Tuesday, September 21, 2004

Snapshots From Britain

It's easy to take your home town for granted. Although I grew up in London, there are many sights I never visited until I returned as a tourist.

It wasn't until last year that I found out that the Albert Memorial is a ostentatious carbuncle that defiles Hyde Park. And it wasn't until last week that I found Kew Gardens to be a fascinating mixture of grand old Victorian hot houses, modern botanical exhibits, and relaxing garden walks.

Last week was also my first full week with both Ann and my future mother-in-law, Lillian. Even though Lillian is somewhat of an anglophile, this was her first trip to England. Ann and I introduced her to both my parents and Britain's national cuisine: Indian food. We also brought her to the London theater for the Reduced Shakespeare's Company's hilarious comedy "The Complete Works of William Shakespeare (Abridged)."

On the Tuesday evening, my parents hosted an engagement party for me and Ann.
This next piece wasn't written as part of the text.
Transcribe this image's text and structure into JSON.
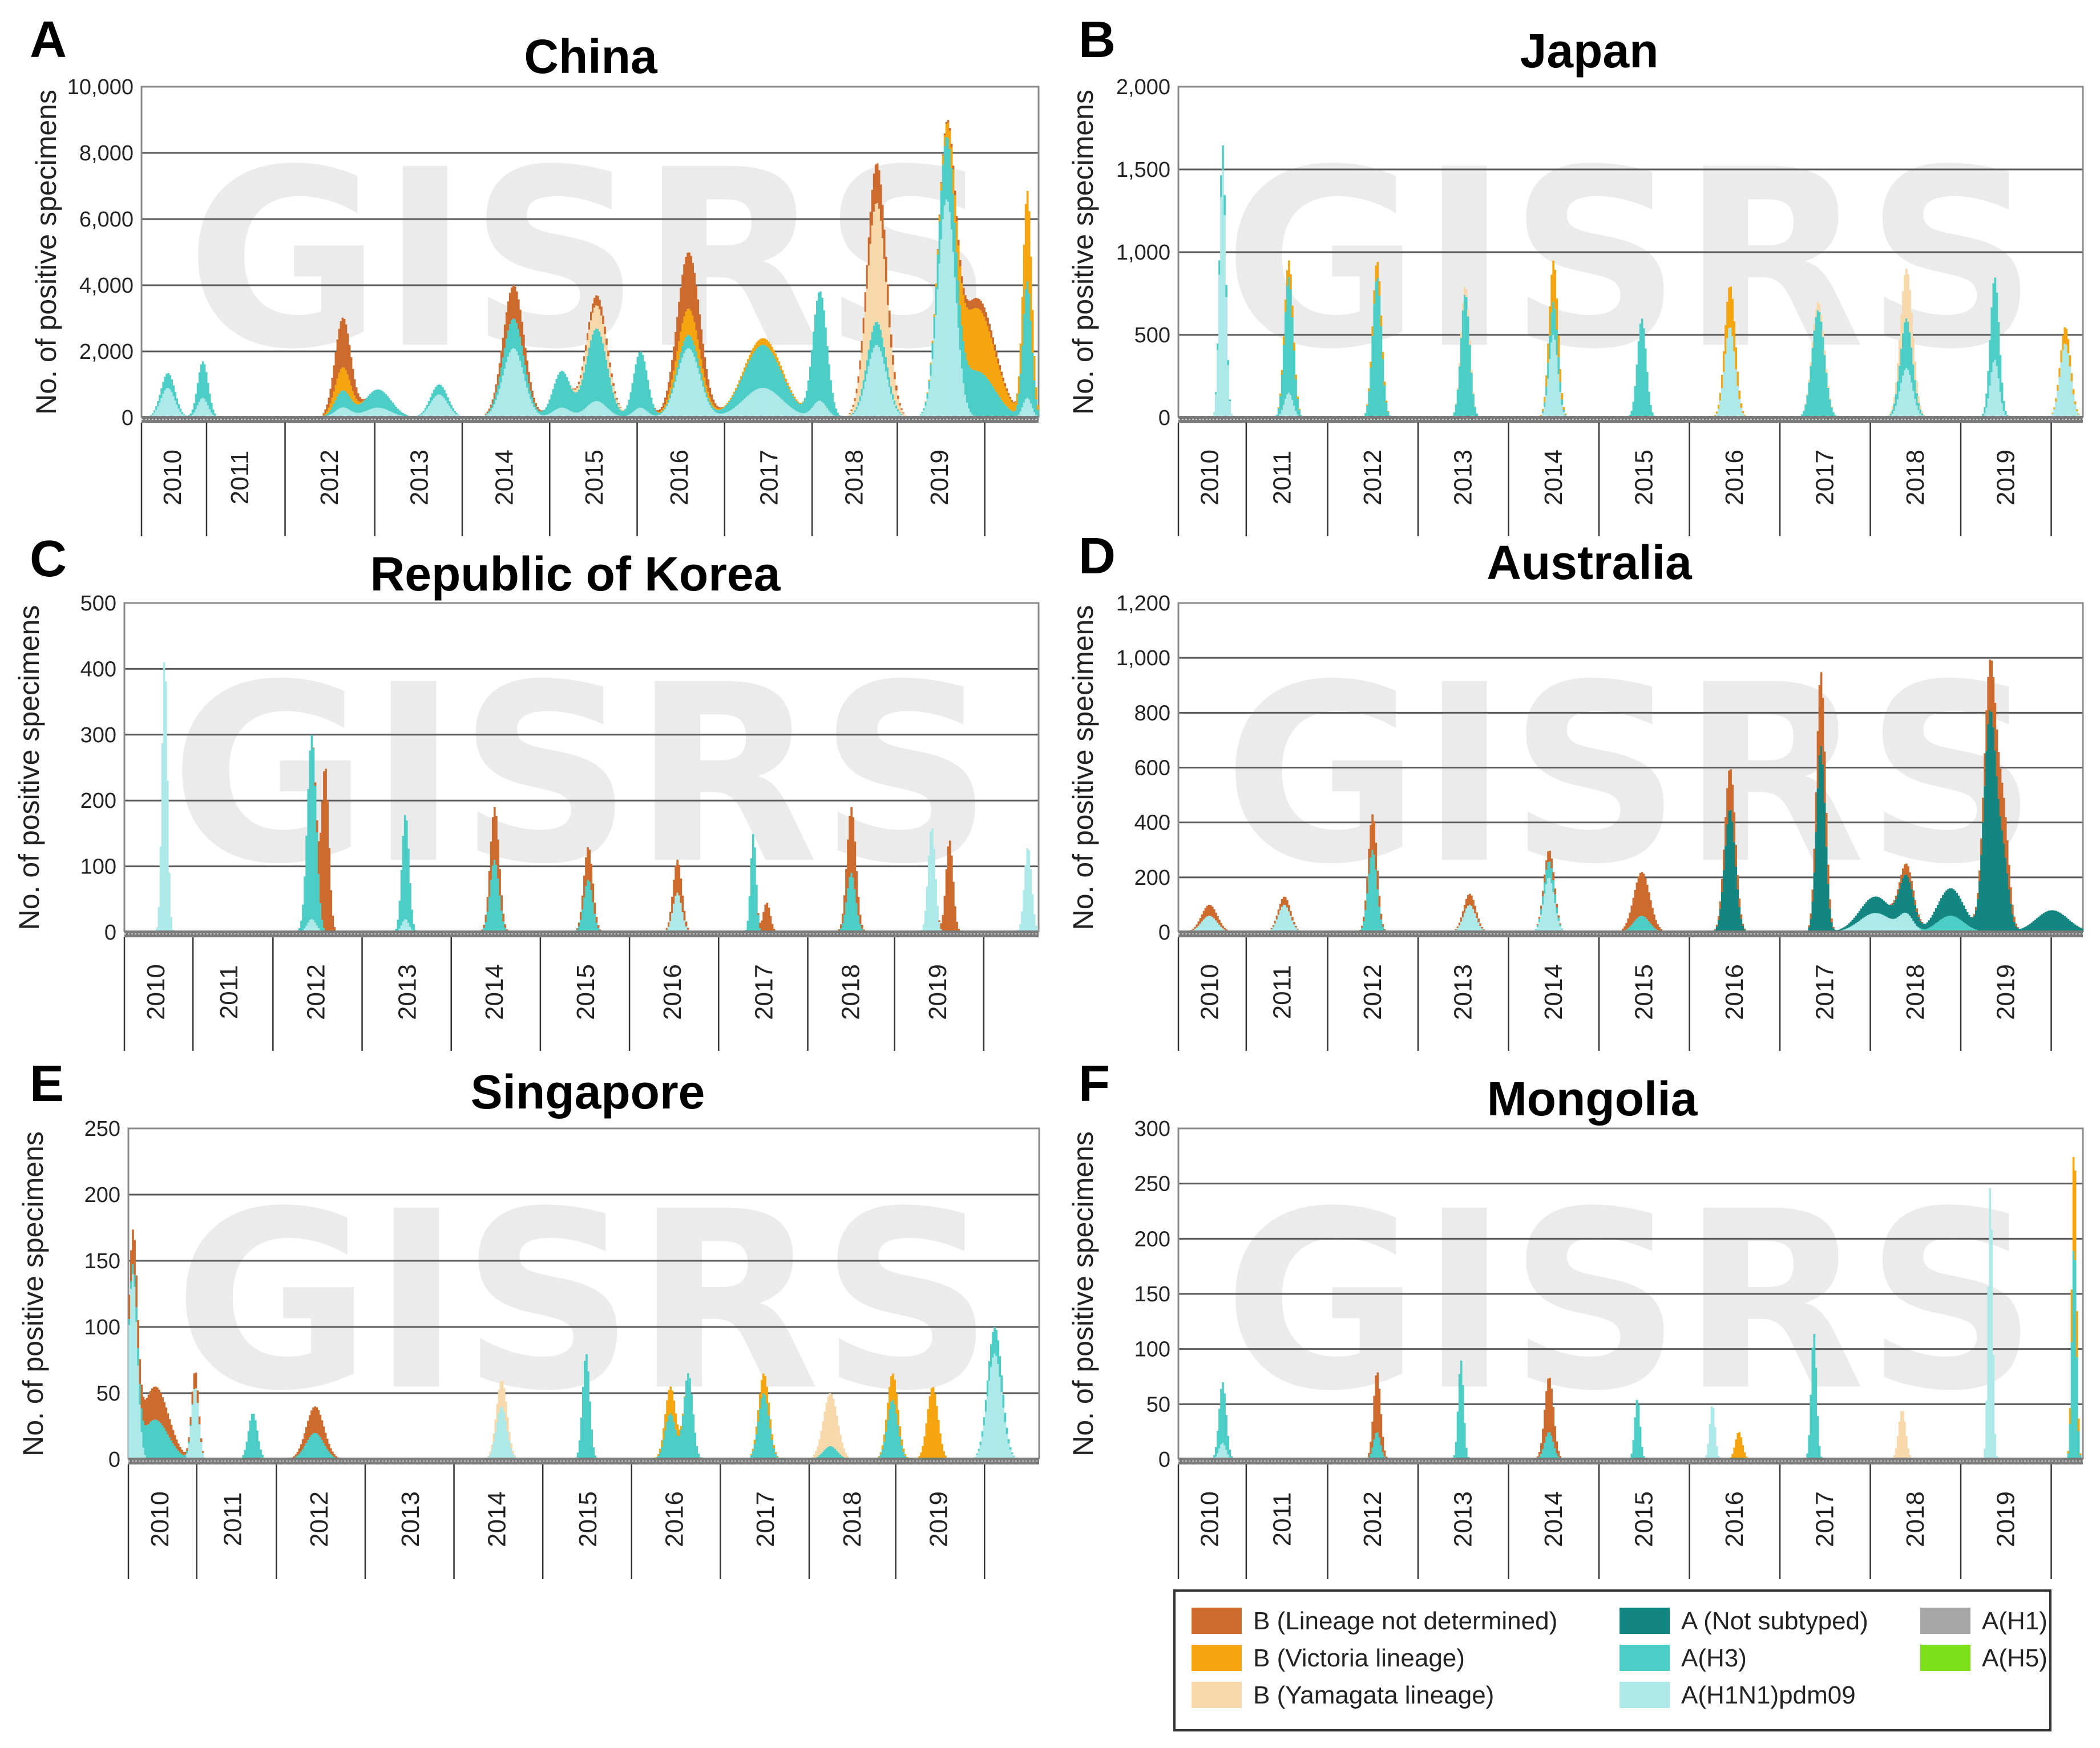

An interesting assortment of old and new friends came. For the first time in over 20 years, I met Nigel Burgan, an old friend of mine from Archbishop Tenison's Grammar School. He was as ebullient as ever and in complete contrast to my other old school friend there, the sardonic Chris Green. Present also were Rachel Goldwyn, an old Burma ally, and Rebecca and Derry Korbet-Wootton, both fellow bloggers.

Visiting Parliament Square on Wednesday night, we all found ourselves on the outskirts of a confrontation between the Metropolitan Police and pro-hunting demonstrators staging a sit-down in the street. We were unaware at the time that, just earlier in the day, pro-hunting supporters successfully stormed a debate on the floor of the House In Commons in an extraordinary breach of Parliamentary security. We ended up having a nice chat with hunt supporters without revealing that Ann and I are anti-hunting and virtually vegetarian. We left as the police linked arms and pushed everyone out of Parliament Square.

Before the Shakespeare on Saturday night, we met up with Carol Naylor, my old friend and fellow blogger. As an engagement present, Carol downloaded the picture I posted to my blog of me and Ann after my marriage proposal, cleaned it up in Photoshop, and placed in a frame. It now stands proudly on our mantelpiece at home.

Staying at a hotel in Shoreditch brought home to me how much London has changed. By day, this old working class district is now a hive of art studios, ethnic restaurants and web companies. By night, it is a teeming crowd of trendy bars and night clubs.

London has greatly changed in the 20 years since I left. After I moved to America in 1985, I found Britain to be by contrast so much more cramped and parochial. But London has changed very much for the better. The food is better and the city continues to modernize itself well. I could see myself happily living in London again if circumstances demanded it.